Der Schulleiter kniete sich neben mich und sah besorgt auf mich herab, bevor er seinen Blick durch den Raum schweifen liess. Dann schüttelte er denn Kopf; irgendetwas schien ihn an der Situation zu irritieren, zu verwirren. Sorge, fast schon Angst blitzte in seinen Augen auf, als er seinen Blick erneut mir zuwandte. Er sah mich an, sah mich einfach nur an, eine scheinbare Unendlichkeit lang, dann wandte er sich an Snape, der inzwischen neben ihn getreten war und mich ebenfalls mit gerunzelter Stirn anstarrte.

«Severus, bringen Sie Adrienne hoch in den Krankenflügel.
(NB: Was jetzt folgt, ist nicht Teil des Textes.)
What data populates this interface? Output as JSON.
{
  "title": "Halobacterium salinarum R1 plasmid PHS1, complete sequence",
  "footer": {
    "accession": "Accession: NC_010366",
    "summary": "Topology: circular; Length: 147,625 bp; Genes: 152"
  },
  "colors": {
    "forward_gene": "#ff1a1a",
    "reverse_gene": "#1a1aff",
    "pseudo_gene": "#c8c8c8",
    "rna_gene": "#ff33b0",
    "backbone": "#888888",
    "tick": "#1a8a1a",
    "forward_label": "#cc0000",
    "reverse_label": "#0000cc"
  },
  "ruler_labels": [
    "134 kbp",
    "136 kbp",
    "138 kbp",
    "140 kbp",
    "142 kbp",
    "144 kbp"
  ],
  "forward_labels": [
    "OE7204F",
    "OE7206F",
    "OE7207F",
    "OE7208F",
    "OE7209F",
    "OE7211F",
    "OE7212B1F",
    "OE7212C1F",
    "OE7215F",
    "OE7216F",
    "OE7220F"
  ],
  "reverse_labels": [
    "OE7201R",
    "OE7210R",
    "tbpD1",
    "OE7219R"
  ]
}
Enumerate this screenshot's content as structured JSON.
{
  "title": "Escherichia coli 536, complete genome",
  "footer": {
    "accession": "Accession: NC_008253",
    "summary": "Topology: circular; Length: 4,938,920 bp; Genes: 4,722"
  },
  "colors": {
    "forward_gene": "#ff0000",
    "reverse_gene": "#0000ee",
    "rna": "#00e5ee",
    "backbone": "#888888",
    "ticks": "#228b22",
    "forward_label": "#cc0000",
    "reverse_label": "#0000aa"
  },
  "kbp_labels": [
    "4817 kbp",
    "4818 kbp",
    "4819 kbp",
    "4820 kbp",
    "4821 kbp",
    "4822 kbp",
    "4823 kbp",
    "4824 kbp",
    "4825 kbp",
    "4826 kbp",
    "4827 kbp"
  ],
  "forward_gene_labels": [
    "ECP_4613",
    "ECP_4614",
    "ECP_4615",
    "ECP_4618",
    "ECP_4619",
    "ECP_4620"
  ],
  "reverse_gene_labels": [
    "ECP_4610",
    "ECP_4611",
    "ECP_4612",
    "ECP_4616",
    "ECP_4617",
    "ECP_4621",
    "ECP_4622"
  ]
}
Ich werde unterdessen ihre Mutter verständigen.»

«Nein!» Kaspars Stimme war nicht laut, er schrie nicht, und trotzdem war sie voller Kraft und Entschlossenheit.

«Mr Shade?», fragte Dumbledore, seine Stimme, sonst ruhig und geduldig, zitterte leicht.

«Nicht in den Krankenflügel, in den Gemeinschaftsraum», sagte Kaspar bestimmt.

«Das kann ich nicht verantworten!», platzte es aus Professor McGonagall heraus. «Nicht wenn Miss Seanorth tatsächlich ...»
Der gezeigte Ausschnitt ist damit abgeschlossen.